It’s the day before you break up with me and I’m sitting in the car with my mother. We’re stopped at a red light and she asks about you excitedly. I don’t date much. This is as new and fun for her as it is for me.
“So, what do you like about him?” She presses, a smile dancing on the corners of her lips.
I think about it. I think about our dates, about your style, about the way your hair falls. I think about texting in haikus, about our political beliefs, about the pictures we send each other. “I just feel like we’re on the same wavelength,” I eventually respond. “We just get each other.”
Maybe that’s how I knew, driving out to Long Beach the following evening, that you were going to end it. You hadn’t done anything juristically different that week, only mentioned you were tired, a bit stressed by work. It was just an inkling, just an itch at the back of my brain, but somehow I felt it — What if he breaks up with me tonight?
The diner is grimy but likable, hundreds of pictures anarchically filling the walls. You order a burger. I order a salad and blueberry pie. We make small talk about our days, our weeks, work, school. I can tell something is off and you can tell that I can tell that something is off and so we both ignore it as we sit peaceably in the booth with puffy plastic-lined cushions. It’s not the right time. Not yet.
After we finish we walk to the beach behind the building. It’s solitary. The sun, bleeding out her radiant glow, abandons us as she dips below the horizon line. You grip my hand tightly and I know you’re anxious.
We walk up the beach, mounting and descending the small hills of sand. It’s not romantic — the grains sting my feet and I’m out of breath in a few minutes. You talk about feelings you don’t understand, and I listen intently as you struggle to articulate, as you attempt desperately to better explain the ambiguous descent. I appreciate the effort, but you don’t need to finish for me to understand where the conversation will land us.

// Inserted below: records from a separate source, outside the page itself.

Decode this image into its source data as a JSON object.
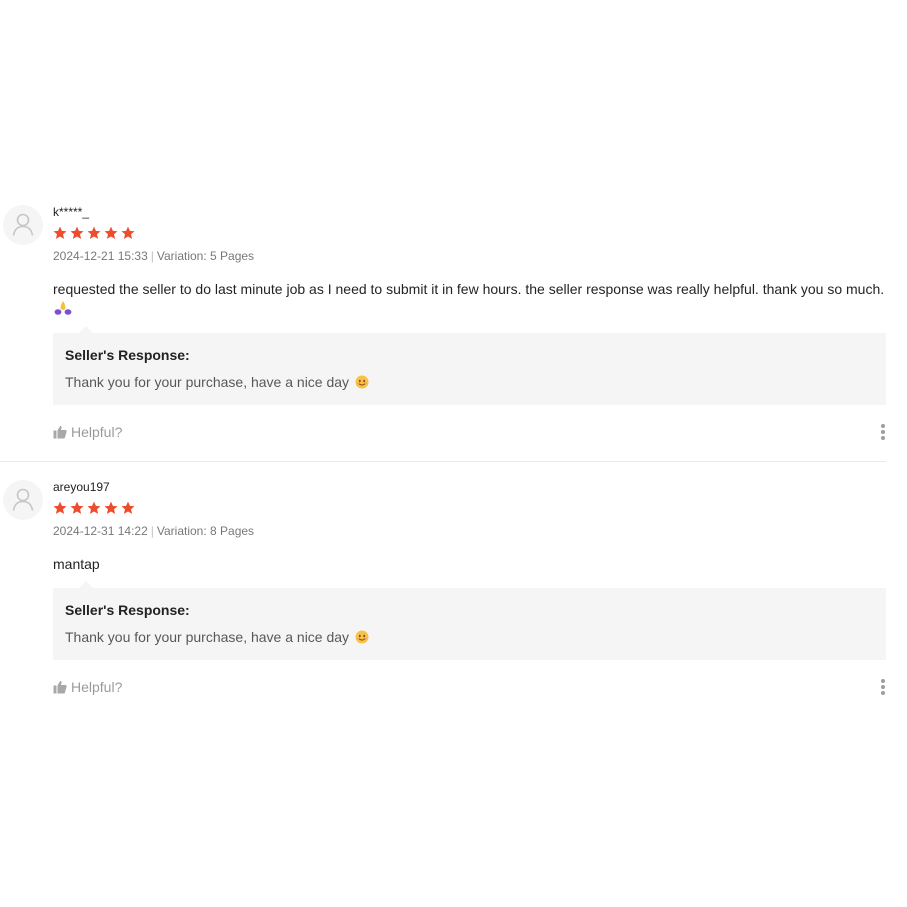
{
  "colors": {
    "star": "#ee4d2d",
    "response_bg": "#f5f5f5",
    "muted_text": "#8a8a8a"
  },
  "reviews": [
    {
      "username": "k*****_",
      "rating": 5,
      "date": "2024-12-21 15:33",
      "variation": "Variation: 5 Pages",
      "comment": "requested the seller to do last minute job as I need to submit it in few hours. the seller response was really helpful. thank you so much.",
      "comment_emoji": "praying-hands-icon",
      "seller_response": {
        "title": "Seller's Response:",
        "text": "Thank you for your purchase, have a nice day"
      },
      "helpful_label": "Helpful?"
    },
    {
      "username": "areyou197",
      "rating": 5,
      "date": "2024-12-31 14:22",
      "variation": "Variation: 8 Pages",
      "comment": "mantap",
      "seller_response": {
        "title": "Seller's Response:",
        "text": "Thank you for your purchase, have a nice day"
      },
      "helpful_label": "Helpful?"
    }
  ]
}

Your hands, once so welcome, feel misplaced on my skin now. I shrug them off only to find the chill of their absence worse. I want to reach out, place my hand back in yours, press my face to your chest, but it feels wrong. I know now, even before we’ve said it, that you’re not mind to touch anymore.
The problem with waves is that they crash. The tides endlessly pull them in and out, shift them around, upturn them and unfurl them and tumble them into and away from one another. I always believed we were on the same wavelength, and maybe we were. But the wave eventually crashes into the flat, dampened sand, as predictable and inevitable as nature and all her algorithmic processes.